Although the food and the company were good, what I especially enjoyed about my brain break was the trip down memory lane. For much of the lunch, we chatted about our own railroad recollections, including those of the restaurant from our past. But mostly we talked about real train rides. In fact, our dining adventure is still igniting memories, including annual childhood trips (then those with my own children) on the local Metra to “downtown Chicago” to ogle the Christmas windows in what used to be the grand old Marshall Fields, but which is now a Macy’s which, in my opinion, lost its lure during the switchover.
My husband, soon to turn 70, owns several train posters he sent away for as a youth. I keep telling him he should go to one of the monthly Great Midwest Train Show gatherings right here in our county (billed as “The World’s Largest Monthly Train Show”) and show them off, see who else might own them, swap a few yesteryear stories. One poster is from the Monon, a railroad both my grandfather and uncle worked for. I just Googled “Monon train” and wow, the memories those results evoked! I learned there’s even a book called Monon: The Hoosier Line. That’s the one my relatives, who lived in Lafayette, worked for! I am this close to clicking the “buy” button.
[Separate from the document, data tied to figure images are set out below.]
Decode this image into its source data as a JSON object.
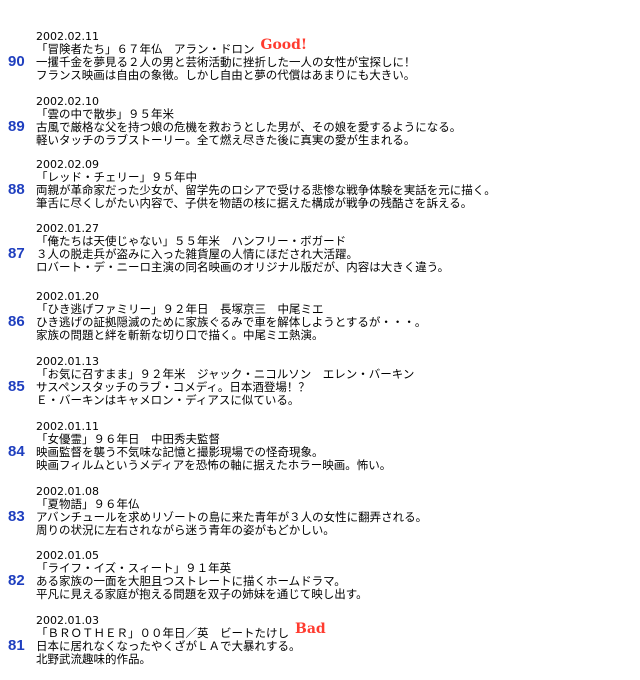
{
  "entries": [
    {
      "number": "90",
      "date": "2002.02.11",
      "line1": "「冒険者たち」６７年仏　アラン・ドロン",
      "badge": "Good!",
      "line2": "一攫千金を夢見る２人の男と芸術活動に挫折した一人の女性が宝探しに！",
      "line3": "フランス映画は自由の象徴。しかし自由と夢の代償はあまりにも大きい。"
    },
    {
      "number": "89",
      "date": "2002.02.10",
      "line1": "「雲の中で散歩」９５年米",
      "badge": "",
      "line2": "古風で厳格な父を持つ娘の危機を救おうとした男が、その娘を愛するようになる。",
      "line3": "軽いタッチのラブストーリー。全て燃え尽きた後に真実の愛が生まれる。"
    },
    {
      "number": "88",
      "date": "2002.02.09",
      "line1": "「レッド・チェリー」９５年中",
      "badge": "",
      "line2": "両親が革命家だった少女が、留学先のロシアで受ける悲惨な戦争体験を実話を元に描く。",
      "line3": "筆舌に尽くしがたい内容で、子供を物語の核に据えた構成が戦争の残酷さを訴える。"
    },
    {
      "number": "87",
      "date": "2002.01.27",
      "line1": "「俺たちは天使じゃない」５５年米　ハンフリー・ボガード",
      "badge": "",
      "line2": "３人の脱走兵が盗みに入った雑貨屋の人情にほだされ大活躍。",
      "line3": "ロバート・デ・ニーロ主演の同名映画のオリジナル版だが、内容は大きく違う。"
    },
    {
      "number": "86",
      "date": "2002.01.20",
      "line1": "「ひき逃げファミリー」９２年日　長塚京三　中尾ミエ",
      "badge": "",
      "line2": "ひき逃げの証拠隠滅のために家族ぐるみで車を解体しようとするが・・・。",
      "line3": "家族の問題と絆を斬新な切り口で描く。中尾ミエ熱演。"
    },
    {
      "number": "85",
      "date": "2002.01.13",
      "line1": "「お気に召すまま」９２年米　ジャック・ニコルソン　エレン・バーキン",
      "badge": "",
      "line2": "サスペンスタッチのラブ・コメディ。日本酒登場！？",
      "line3": "Ｅ・バーキンはキャメロン・ディアスに似ている。"
    },
    {
      "number": "84",
      "date": "2002.01.11",
      "line1": "「女優霊」９６年日　中田秀夫監督",
      "badge": "",
      "line2": "映画監督を襲う不気味な記憶と撮影現場での怪奇現象。",
      "line3": "映画フィルムというメディアを恐怖の軸に据えたホラー映画。怖い。"
    },
    {
      "number": "83",
      "date": "2002.01.08",
      "line1": "「夏物語」９６年仏",
      "badge": "",
      "line2": "アバンチュールを求めリゾートの島に来た青年が３人の女性に翻弄される。",
      "line3": "周りの状況に左右されながら迷う青年の姿がもどかしい。"
    },
    {
      "number": "82",
      "date": "2002.01.05",
      "line1": "「ライフ・イズ・スィート」９１年英",
      "badge": "",
      "line2": "ある家族の一面を大胆且つストレートに描くホームドラマ。",
      "line3": "平凡に見える家庭が抱える問題を双子の姉妹を通じて映し出す。"
    },
    {
      "number": "81",
      "date": "2002.01.03",
      "line1": "「ＢＲＯＴＨＥＲ」００年日／英　ビートたけし",
      "badge": "Bad",
      "line2": "日本に居れなくなったやくざがＬＡで大暴れする。",
      "line3": "北野武流趣味的作品。"
    }
  ]
}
I remember my cousins riding the Monon from Lafayette. We’d pick them up in Chicago and go straight to Riverview. I recall taking what I believe (could be wrong here) was the California Zephyr--all the way to California to visit another cousin. I was in high school, and oh, the array of young service men riding the train on that particular Christmas break! Be still my beating heart!
George and I once traveled from Chicago to Albuquerque with our two young sons. During my very short college days at SIU, I can still remember the exhaustion I felt after taking what we referred to as the cattle run from here to Southern Illinois. I think it took 8 hours—when things went well—and stopped at at least a bazillion stations.
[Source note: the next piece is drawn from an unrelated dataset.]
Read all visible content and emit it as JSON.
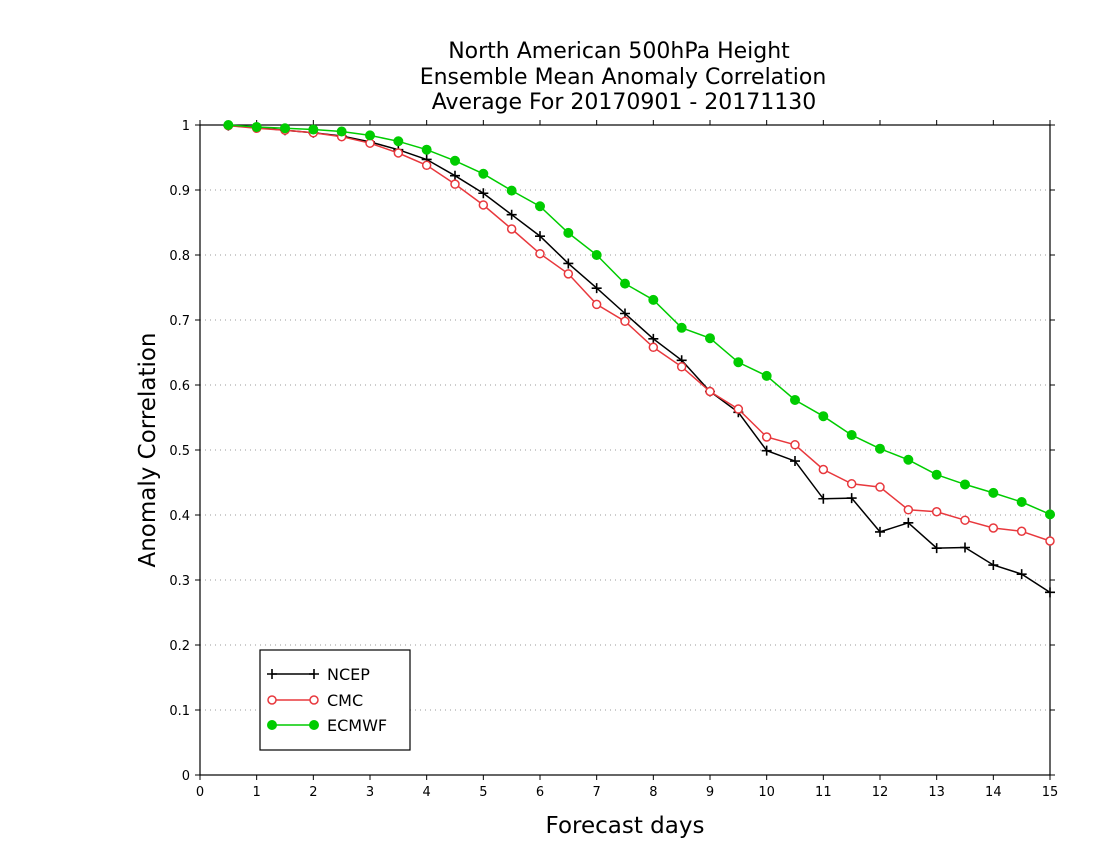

Then there was my brother’s Lionel; the train I rode from Thirsk to York to celebrate my 50th birthday trip to England; the entertaining and champagne swilling stream train ride on the Grand Canyon Railway wherein the bad guys rode up next to our steam engine powered train on horseback and “robbed” those of us who paid to experience the reenactment; that little train at Kiddieland I rode as a child, then later stood waving at my own children in it when they passed by…. I even learned about a brand new steam engine (who knew?!) while a-Googling, chasing first one rail trail, then the next, each memory launching me into a new one. Plus, check out this cool site that enables you to find all the surviving steam locomotives in the whole USA!
All this spawned by a lunch break to air out my brain.
I highly recommend you stop what you’re doing and schedule a brain break for yourself. Who knows what mind’s-ride journey you might embark upon.
If this post triggered a train-riding memory for you, rather than email me privately, please share it publically here under COMMENTS. A memory shared helps multiply memories for its readers, and the next thing you know, even in the midst of our otherwise overbooked schedules, we’ll all be traveling—chug-chug, toot-tooting along--to our happy places, even if we don’t have those cute little plastic whistles in our mouths.